Odysseus, on the other hand, is determined to return to his home and family after distinguishing himself on the battlefield of Troy. He is neither a perfect hero nor a perfect husband, as my students have been quick to note. He sleeps with any attractive female he encounters on his voyages, gets all of his men killed, and loses all of his ships. Nor is Ithaka, his home, any great prize. It’s a small, rocky, not particularly important island. Its economy and government have fallen apart as a result of his protracted absence and neglect. Odysseus bypasses much nicer places and much more tempting options as he struggles to regain his home. Beautiful women, gorgeous palaces, fantastic wealth, easy living, even immortality are offered as temptations on his journey. And, of course, his arrival requires him to do the bloody work of setting his house in order if he is to regain his home and family. But this is the work he chooses. If we wonder why, the only answer that makes sense is because this is where he belongs – and he is smart enough to know it.
Let’s think about what makes a place “home” for each of you. I would suggest that it’s not just where you sleep at night, but where you feel both safe and challenged. A place where you know and are known by others who are close to you – both physically and emotionally. Where a web of mutual obligations and needs binds you and them together. Because you are both challenged and supported, it is a place where you can discover who you are and who you are meant to be. I’m sorry to be the bearer of bad news, but this task can be difficult and uncomfortable and it will continue for your entire life. Home, by the way, is the only place where you can do this important work.

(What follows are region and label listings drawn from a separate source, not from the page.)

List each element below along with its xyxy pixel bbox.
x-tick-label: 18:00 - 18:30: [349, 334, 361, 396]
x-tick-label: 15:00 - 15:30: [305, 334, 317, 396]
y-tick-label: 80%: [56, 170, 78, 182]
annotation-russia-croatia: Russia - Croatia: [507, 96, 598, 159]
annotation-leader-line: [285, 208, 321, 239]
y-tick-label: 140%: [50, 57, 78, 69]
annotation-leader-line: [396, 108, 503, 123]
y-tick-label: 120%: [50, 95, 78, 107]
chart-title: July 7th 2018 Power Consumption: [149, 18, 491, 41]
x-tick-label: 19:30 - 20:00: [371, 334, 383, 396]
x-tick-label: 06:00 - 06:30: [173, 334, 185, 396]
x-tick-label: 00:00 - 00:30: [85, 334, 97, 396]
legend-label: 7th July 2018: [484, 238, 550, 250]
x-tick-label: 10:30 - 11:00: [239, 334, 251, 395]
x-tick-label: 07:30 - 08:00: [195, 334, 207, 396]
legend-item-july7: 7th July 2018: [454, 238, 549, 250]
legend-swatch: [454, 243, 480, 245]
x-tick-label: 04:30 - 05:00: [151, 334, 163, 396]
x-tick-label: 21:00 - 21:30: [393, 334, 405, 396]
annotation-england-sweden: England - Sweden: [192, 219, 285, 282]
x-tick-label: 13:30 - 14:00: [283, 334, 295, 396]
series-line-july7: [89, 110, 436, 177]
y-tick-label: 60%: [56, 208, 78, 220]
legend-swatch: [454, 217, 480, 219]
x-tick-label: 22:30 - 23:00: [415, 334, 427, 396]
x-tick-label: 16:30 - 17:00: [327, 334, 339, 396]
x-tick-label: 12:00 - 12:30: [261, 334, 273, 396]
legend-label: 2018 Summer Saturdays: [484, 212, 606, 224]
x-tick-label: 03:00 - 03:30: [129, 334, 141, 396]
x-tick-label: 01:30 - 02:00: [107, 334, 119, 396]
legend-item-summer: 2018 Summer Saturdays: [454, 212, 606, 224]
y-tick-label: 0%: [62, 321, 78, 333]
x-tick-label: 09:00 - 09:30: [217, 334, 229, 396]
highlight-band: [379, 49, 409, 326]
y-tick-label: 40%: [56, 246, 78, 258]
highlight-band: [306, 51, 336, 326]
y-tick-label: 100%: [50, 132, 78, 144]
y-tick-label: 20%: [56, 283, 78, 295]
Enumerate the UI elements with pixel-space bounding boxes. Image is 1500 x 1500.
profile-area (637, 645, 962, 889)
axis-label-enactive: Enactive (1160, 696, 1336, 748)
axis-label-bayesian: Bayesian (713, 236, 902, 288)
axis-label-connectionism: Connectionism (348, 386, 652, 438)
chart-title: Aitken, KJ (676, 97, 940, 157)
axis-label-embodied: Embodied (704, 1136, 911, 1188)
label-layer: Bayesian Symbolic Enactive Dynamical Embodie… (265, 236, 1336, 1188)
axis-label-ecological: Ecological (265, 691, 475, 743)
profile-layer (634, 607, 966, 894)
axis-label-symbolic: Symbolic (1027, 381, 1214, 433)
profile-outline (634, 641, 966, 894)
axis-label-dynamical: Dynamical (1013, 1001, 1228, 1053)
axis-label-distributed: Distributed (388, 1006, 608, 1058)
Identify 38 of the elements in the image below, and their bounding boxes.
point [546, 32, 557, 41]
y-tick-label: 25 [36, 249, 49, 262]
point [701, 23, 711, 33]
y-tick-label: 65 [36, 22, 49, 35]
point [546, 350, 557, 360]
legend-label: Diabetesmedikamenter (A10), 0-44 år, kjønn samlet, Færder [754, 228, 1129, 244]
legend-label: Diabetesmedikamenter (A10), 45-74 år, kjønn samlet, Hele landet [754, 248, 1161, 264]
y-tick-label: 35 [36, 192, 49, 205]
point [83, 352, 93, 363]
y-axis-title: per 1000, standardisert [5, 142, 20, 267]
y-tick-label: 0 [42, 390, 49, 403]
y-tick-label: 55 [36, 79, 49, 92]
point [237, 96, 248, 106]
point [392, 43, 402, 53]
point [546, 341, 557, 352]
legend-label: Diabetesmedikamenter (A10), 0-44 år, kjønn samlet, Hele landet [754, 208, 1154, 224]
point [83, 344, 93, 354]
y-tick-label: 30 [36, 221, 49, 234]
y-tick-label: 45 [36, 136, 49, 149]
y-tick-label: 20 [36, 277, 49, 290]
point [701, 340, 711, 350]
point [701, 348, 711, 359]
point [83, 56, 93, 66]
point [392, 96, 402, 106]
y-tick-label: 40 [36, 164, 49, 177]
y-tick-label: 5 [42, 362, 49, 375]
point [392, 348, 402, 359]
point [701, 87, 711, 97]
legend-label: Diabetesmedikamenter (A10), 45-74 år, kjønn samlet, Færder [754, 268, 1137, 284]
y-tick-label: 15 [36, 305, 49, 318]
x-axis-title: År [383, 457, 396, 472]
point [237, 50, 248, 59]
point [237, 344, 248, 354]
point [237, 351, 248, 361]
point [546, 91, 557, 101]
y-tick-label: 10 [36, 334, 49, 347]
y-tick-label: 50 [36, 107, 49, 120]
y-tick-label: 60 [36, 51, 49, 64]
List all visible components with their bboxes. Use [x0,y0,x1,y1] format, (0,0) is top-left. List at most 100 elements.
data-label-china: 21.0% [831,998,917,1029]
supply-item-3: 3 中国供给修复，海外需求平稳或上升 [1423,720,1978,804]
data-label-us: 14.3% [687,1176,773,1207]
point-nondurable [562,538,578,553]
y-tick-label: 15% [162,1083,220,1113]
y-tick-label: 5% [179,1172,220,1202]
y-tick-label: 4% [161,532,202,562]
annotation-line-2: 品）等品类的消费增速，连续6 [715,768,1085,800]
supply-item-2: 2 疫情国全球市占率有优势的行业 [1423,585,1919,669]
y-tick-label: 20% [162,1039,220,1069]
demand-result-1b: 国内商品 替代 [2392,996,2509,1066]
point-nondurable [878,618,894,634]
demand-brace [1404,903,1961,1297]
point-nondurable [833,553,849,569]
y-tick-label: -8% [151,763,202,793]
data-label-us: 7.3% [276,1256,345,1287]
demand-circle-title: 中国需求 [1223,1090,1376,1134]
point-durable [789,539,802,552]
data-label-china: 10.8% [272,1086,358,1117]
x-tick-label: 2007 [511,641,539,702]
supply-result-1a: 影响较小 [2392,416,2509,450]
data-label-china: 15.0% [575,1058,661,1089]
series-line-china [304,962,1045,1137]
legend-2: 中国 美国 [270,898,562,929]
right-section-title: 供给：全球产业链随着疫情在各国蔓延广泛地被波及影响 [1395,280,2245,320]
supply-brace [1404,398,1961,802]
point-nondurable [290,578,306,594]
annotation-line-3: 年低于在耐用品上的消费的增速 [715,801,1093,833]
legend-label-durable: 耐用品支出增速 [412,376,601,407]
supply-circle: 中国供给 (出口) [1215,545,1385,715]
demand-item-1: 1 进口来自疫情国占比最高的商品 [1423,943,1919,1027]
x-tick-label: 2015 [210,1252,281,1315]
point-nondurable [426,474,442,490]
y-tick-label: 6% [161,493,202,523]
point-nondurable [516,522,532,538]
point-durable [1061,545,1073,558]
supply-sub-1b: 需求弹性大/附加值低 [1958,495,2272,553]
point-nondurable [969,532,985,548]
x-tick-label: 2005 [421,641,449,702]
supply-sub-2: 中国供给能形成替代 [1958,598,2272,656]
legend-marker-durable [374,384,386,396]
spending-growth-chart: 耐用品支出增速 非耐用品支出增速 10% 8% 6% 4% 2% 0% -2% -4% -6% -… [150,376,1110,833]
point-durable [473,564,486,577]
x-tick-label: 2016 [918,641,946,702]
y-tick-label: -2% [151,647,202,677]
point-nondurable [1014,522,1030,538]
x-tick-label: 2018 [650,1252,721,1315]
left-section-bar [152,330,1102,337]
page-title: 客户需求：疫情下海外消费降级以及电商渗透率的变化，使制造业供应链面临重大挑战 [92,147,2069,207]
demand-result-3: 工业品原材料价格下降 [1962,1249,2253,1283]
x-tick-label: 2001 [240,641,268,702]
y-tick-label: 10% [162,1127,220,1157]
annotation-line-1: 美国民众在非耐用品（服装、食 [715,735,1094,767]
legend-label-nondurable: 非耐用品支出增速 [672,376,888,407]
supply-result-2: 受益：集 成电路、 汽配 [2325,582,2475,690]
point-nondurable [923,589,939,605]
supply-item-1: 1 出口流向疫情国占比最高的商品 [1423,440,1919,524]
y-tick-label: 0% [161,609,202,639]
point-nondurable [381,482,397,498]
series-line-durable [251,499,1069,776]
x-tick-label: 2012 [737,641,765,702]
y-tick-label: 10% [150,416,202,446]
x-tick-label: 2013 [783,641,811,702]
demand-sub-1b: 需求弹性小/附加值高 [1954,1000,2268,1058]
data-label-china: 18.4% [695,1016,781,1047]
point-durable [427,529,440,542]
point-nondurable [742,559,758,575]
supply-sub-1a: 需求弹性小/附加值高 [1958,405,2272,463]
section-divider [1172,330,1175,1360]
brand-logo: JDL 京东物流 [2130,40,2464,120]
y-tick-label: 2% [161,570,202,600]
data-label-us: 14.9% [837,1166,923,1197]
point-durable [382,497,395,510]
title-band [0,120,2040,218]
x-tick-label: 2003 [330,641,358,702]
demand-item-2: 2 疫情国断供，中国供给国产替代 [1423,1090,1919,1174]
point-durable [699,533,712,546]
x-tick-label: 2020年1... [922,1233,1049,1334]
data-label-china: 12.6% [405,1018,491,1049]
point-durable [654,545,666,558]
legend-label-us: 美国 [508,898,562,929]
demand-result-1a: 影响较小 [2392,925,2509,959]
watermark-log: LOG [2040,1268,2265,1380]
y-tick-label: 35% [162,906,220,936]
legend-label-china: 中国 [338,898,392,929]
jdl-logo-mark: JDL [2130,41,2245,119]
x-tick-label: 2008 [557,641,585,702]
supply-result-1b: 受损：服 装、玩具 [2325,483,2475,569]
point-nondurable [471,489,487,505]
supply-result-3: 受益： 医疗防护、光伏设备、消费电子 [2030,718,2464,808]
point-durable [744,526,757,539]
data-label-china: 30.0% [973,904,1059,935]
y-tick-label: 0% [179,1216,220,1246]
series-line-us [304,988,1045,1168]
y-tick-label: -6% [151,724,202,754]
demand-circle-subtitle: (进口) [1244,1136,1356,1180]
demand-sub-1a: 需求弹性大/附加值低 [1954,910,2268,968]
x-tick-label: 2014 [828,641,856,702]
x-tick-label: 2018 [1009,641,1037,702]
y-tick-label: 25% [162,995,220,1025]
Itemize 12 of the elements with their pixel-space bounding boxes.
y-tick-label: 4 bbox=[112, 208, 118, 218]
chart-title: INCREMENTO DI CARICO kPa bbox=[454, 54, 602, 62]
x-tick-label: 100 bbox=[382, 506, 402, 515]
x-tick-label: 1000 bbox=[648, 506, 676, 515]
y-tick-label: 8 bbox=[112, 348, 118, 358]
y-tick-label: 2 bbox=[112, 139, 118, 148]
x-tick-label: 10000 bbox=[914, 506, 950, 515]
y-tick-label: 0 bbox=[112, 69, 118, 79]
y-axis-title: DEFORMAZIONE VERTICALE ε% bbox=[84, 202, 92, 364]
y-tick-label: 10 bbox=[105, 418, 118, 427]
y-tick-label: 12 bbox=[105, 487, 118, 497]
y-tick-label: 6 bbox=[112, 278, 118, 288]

Here’s something else to remember about “home.” You can have more than one. I’m not talking about collecting condos in Florida or cottages at the Jersey Shore. I mean places where you belong, where your presence is needed and your absence felt. I hope the place you grew up will always be such a home for you. I hope that Muhlenberg will be too. I also hope that each of you creates a new home when you find a spouse, a partner, or a community you never want to leave. Creating a home worthy of the name takes work, patience, and sacrifice (certainly this must be the lesson not only of The Odyssey, but also of The Three Little Pigs and their houses of straw, sticks, and bricks). It means valuing relationships and obligations as much as professional achievements (a lesson Achilles never learned).
In the end, however, when life’s storms come at you – as they inevitably will – it is home where you will find the comfort, security, support, safety and self-knowledge that you need to withstand bad weather.
Muhlenberg – and the friendships you have made here – can always be one of your homes. I see that every fall when alumni return to campus for reunion. I hope to see each of you return as well – that you will stay in touch with the friends you’ve made here and continue to draw strength and nourishment from the roots you have sunk into this place. God bless you, and God Speed you home!